Treatment of animals with hydrazine causes the accumulation of triglycerides in the liver but the mechanism remains unclear. Therefore, the effect of hydrazine on hepatic triglyceride synthesis and subsequent transport was studied in a hepatocyte model, in vitro in order to isolate liver cells from extrahepatic influences. Hepatocytes were isolated and either incubated in suspension with [14C]palmitate in the presence of hydrazine (2-12 mM) or pre-incubated with [14C]palmitate, washed free of the fatty acid and then incubated with hydrazine (2-12 mM).

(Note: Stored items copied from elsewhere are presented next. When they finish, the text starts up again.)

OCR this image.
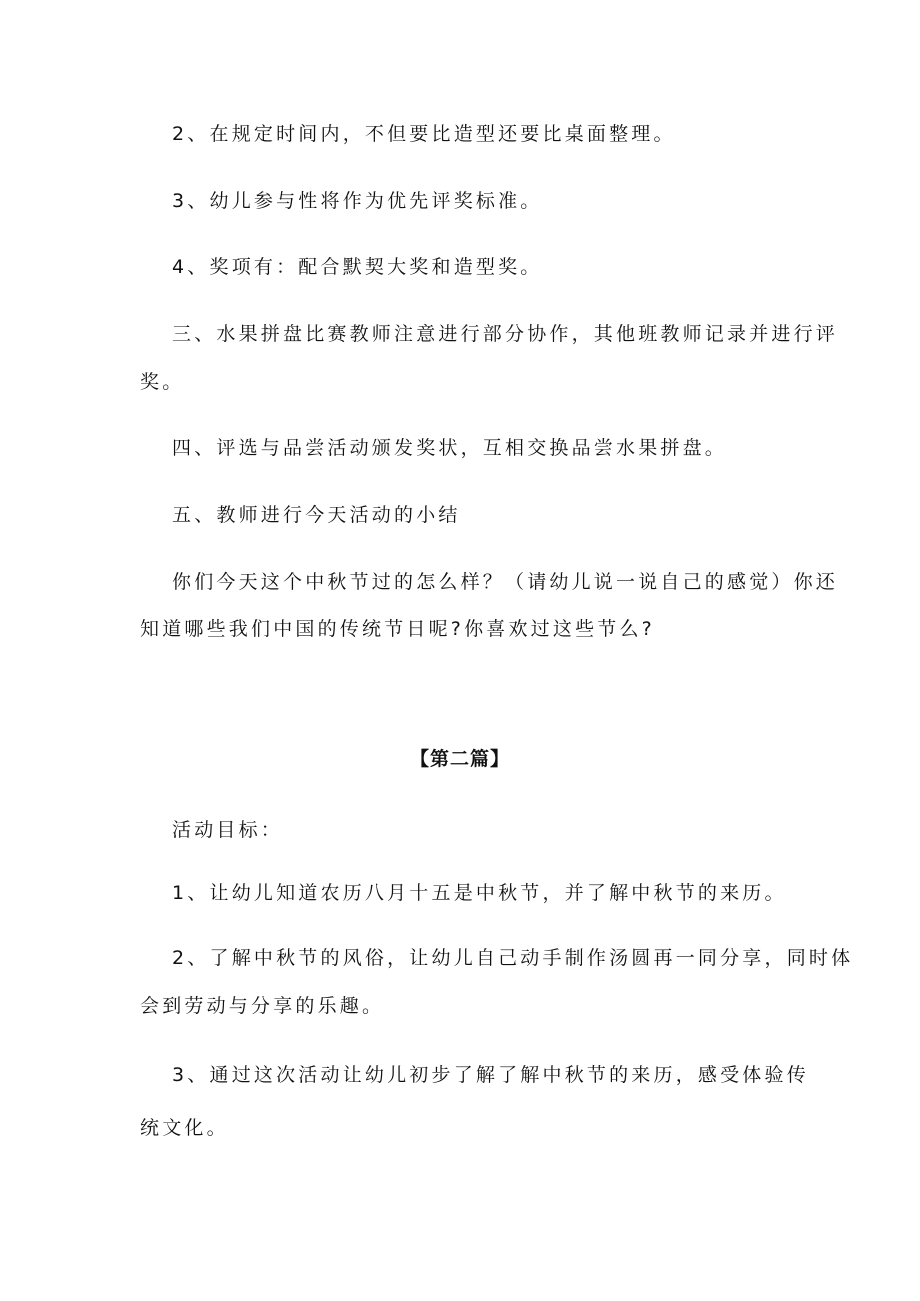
2、在规定时间内，不但要比造型还要比桌面整理。
3、幼儿参与性将作为优先评奖标准。
4、奖项有：配合默契大奖和造型奖。
三、水果拼盘比赛教师注意进行部分协作，其他班教师记录并进行评
奖。
四、评选与品尝活动颁发奖状，互相交换品尝水果拼盘。
五、教师进行今天活动的小结
你们今天这个中秋节过的怎么样？（请幼儿说一说自己的感觉）你还
知道哪些我们中国的传统节日呢?你喜欢过这些节么?
【第二篇】
活动目标：
1、让幼儿知道农历八月十五是中秋节，并了解中秋节的来历。
2、了解中秋节的风俗，让幼儿自己动手制作汤圆再一同分享，同时体
会到劳动与分享的乐趣。
3、通过这次活动让幼儿初步了解了解中秋节的来历，感受体验传
统文化。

Hydrazine resulted in a significant reduction in the incorporation of [14C]palmitate into triglycerides and reduction in the transportation of triglycerides out of cells. When [14C]palmitate was in the incubation medium, ATP levels were reduced by lower concentrations of hydrazine than have previously been reported. None of the concentrations of hydrazine used affected cell membrane integrity (viability) as measured by LDH leakage. The 14CO2 produced by the beta-oxidation of [14C]palmitate was also measured in short term incubations (30 min) carried out in sealed vessels. There was a dose dependent increase in 14CO2 produced by very low concentrations of hydrazine (0.01-0.1 mM) after which the effect was maximal and concentrations above 8 mM hydrazine decreased 14CO2 production. The data suggest that the inhibition of transportation of triglycerides out of cells by hydrazine may have a more important role in the accumulation of triglycerides in the liver than has been previously recognised. However, the model was not able to mimic the accumulation of triglycerides in hepatocytes seen in vivo.